$L^p$-strong convergence orders of fully discrete schemes for the SPDE driven by Lévy noise
Chuchu Chen, Tonghe Dang, Jialin Hong, Ziyi Lei
TL;DR
This work proves that fully discrete schemes for SPDEs driven by Lévy noise can achieve $L^p$-strong convergence orders that are effectively independent of the moment order $p$ (for all $p\ge2$) and nearly $1/2$ in both space and time. It analyzes two noise regimes: finite-activity Lévy noise via a jump-adapted time grid, and infinite-activity Lévy noise through Le's quantitative John--Nirenberg inequality, delivering $p$-uniform error bounds of the form $C_{p,T}(N^{-(1-\delta)/2}+\Delta t^{(1-\delta)/2})$. The scheme uses spectral Galerkin spatial discretization and Euler-type time stepping; it carefully handles Poisson integrals, stochastic convolutions, and nested conditional norms to overcome the obstructions posed by temporal Hölder continuity. The results extend numerical analysis for SPDEs with Lévy noise, providing robust convergence guarantees across jump structures and improving reliability for simulations of jump-dominated stochastic systems.
Abstract
It is well known that for a stochastic differential equation driven by Lévy noise, the temporal Hölder continuity in $L^p$ sense of the exact solution does not exceed $1/p$. This leads to that the $L^p$-strong convergence order of a numerical scheme will vanish as $p$ increases to infinity if the temporal Hölder continuity of the solution process is directly used.
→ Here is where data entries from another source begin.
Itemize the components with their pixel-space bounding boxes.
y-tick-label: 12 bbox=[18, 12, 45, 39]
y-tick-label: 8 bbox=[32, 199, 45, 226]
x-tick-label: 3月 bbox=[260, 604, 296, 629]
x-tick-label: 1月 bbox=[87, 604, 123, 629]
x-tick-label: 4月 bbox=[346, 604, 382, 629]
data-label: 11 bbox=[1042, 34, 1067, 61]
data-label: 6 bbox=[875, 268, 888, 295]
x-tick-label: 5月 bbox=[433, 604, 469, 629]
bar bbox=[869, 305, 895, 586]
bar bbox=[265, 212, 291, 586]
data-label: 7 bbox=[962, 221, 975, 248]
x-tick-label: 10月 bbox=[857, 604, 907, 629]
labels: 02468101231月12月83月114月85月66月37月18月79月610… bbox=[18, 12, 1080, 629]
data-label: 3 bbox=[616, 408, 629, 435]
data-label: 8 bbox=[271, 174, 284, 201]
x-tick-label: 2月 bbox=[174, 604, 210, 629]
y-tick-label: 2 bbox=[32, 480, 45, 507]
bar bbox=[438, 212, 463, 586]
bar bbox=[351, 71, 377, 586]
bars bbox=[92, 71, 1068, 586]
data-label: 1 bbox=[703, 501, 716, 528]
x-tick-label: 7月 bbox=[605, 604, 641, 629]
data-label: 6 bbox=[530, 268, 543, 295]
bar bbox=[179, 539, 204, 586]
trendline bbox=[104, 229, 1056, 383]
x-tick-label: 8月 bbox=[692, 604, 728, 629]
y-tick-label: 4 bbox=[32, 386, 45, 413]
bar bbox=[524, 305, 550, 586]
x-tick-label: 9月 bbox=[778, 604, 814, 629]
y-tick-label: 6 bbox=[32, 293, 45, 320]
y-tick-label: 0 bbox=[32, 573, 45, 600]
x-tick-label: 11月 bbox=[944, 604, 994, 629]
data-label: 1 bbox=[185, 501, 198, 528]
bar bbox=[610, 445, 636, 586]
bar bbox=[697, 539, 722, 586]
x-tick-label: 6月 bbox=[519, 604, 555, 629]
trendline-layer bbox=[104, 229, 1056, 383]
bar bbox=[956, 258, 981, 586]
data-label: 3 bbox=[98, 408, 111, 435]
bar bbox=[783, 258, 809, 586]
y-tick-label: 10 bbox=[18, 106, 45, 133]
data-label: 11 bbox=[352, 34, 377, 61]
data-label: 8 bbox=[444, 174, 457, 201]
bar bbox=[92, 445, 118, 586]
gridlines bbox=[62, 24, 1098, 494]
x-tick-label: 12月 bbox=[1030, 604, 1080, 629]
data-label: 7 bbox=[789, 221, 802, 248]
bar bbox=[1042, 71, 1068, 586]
A natural question arises: can one obtain the $L^p$-strong convergence order that does not depend on $p$? In this paper, we provide a positive answer for fully discrete schemes of the stochastic partial differential equation (SPDE) driven by Lévy noise. Two cases are considered: the first is the linear multiplicative Poisson noise with $ν(χ)<\infty$ and the second is the additive Poisson noise with $ν(χ)\leq\infty$, where $ν$ is the Lévy measure and $χ$ is the mark set. For the first case, we present a strategy by employing the jump-adapted time discretization, while for the second case, we introduce the approach based on the recently obtained Lê's quantitative John--Nirenberg inequality. We show that proposed schemes converge in $L^p$ sense with orders almost $1/2$ in both space and time for all $p\ge2$, which contributes novel results in the numerical analysis of the SPDE driven by Lévy noise.